Ever wanted to know everything NOT to do when making a pom-pom? Some of the most helpful posts I have come across have been when other bloggers share their mistakes, and how they fixed them! I took my first foray in pom-pom making this week and it did not come out the way I was expecting! Ready to find out what not to do and how to fix it?
I generally use free patterns but I recently took the plunge and bought the adorable Baa-ble hat pattern off Ravelry (worth it!). I love the sheep! Unfortunately it just doesn’t look complete without a pom-pom, so I set out to make one.
I’ve seen you can make little poms with forks and things but I decided to use the cardboard circles method – I just traced a bowl about the size of my palm and cut a circle into the middle.
My FIRST mistake was not re-reading a tutorial before I actually went ahead and did it – I looked at a couple quickly the night before and was like “nah I got this.” I did not! This tutorial has a really good illustration that shows you need to sandwich the strand that will actually tie your pom together in between the two circles BEFORE you start winding around. Oops! I had to cut halfway in and then thread the yarn through. Do not recommend!
My second mistake was alternately winding white and black yarn. I wanted them to come out kind of mixed together – if you want this make sure to wind both strands at the same time!! If you do one and then the other you will come out with a striped pom, which became clear once I started cutting into mine. At this point I had a minor panic because I had used up the rest of my black yarn looking to make one big, luxurious pom. Yikes!
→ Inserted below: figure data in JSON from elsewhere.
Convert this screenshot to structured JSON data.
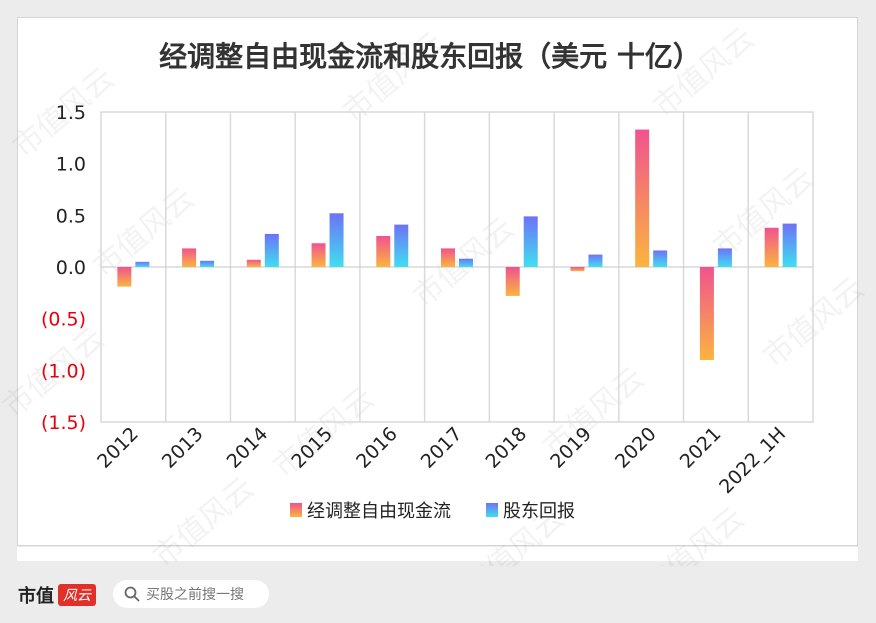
{
  "chart_data": {
    "type": "bar",
    "title": "经调整自由现金流和股东回报（美元 十亿）",
    "categories": [
      "2012",
      "2013",
      "2014",
      "2015",
      "2016",
      "2017",
      "2018",
      "2019",
      "2020",
      "2021",
      "2022_1H"
    ],
    "series": [
      {
        "name": "经调整自由现金流",
        "values": [
          -0.19,
          0.18,
          0.07,
          0.23,
          0.3,
          0.18,
          -0.28,
          -0.04,
          1.33,
          -0.9,
          0.38
        ]
      },
      {
        "name": "股东回报",
        "values": [
          0.05,
          0.06,
          0.32,
          0.52,
          0.41,
          0.08,
          0.49,
          0.12,
          0.16,
          0.18,
          0.42
        ]
      }
    ],
    "ylim": [
      -1.5,
      1.5
    ],
    "yticks": [
      1.5,
      1.0,
      0.5,
      0.0,
      -0.5,
      -1.0,
      -1.5
    ],
    "ytick_labels": [
      "1.5",
      "1.0",
      "0.5",
      "0.0",
      "(0.5)",
      "(1.0)",
      "(1.5)"
    ],
    "grid": "vertical",
    "legend_position": "bottom",
    "colors": {
      "fcf_top": "#f0538f",
      "fcf_bottom": "#fbb43e",
      "ret_top": "#6e72f6",
      "ret_bottom": "#3fdff0",
      "negative_tick": "#e8000b",
      "positive_tick": "#222222"
    }
  },
  "watermark": "市值风云",
  "footer": {
    "brand": "市值",
    "badge": "风云",
    "search_placeholder": "买股之前搜一搜"
  }
}
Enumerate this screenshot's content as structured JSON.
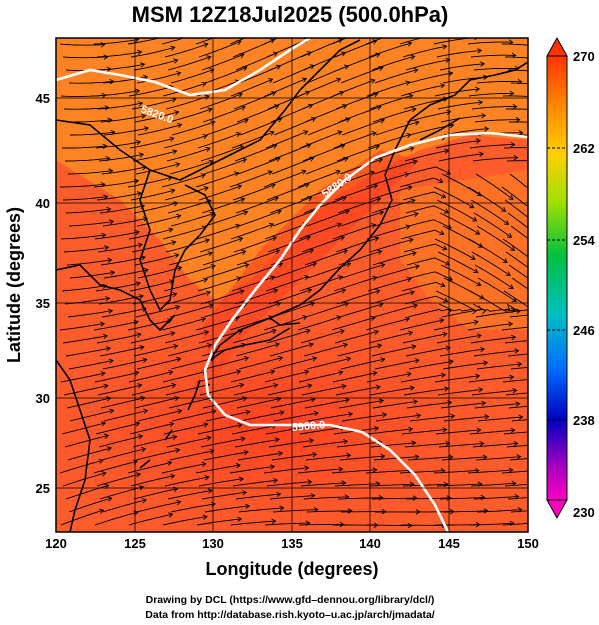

Because the stripes really bothered me I actually took it all apart and rearranged the strands (I am embarrassed I took the time to do this). I cut off the string tying the strands together and transferred them three at a time to a new pile to mix the colours together. At this point I was praying it would all come back together and that I hadn’t made a big mistake taking it apart! The good news is I was able to get it reassembled by just picking up the pile in one hand and re-tying it around the middle. Success!
My third mistake was that I had tied the pom-pom with black yarn (I used acrylic even though this hat is a lovely wool because the wool yarn was very loosely spun and was pulling apart as I tried to tie it). After I had done that I realized I had to weave it into the top of my hat, which is gray, and the black would probably show through (not cool). I carefully re-parted the pom and retried it using gray yarn, and cut the black yarn off.
The last step to finish your pom-pom is to trim it so it’s even on all sides (if you want). Then attach it to your work!
I am super happy with my hat, pom-pom and all! I definitely recommend you learn from my mistakes and do your pom-pom the easy way instead of the hard way. Good luck!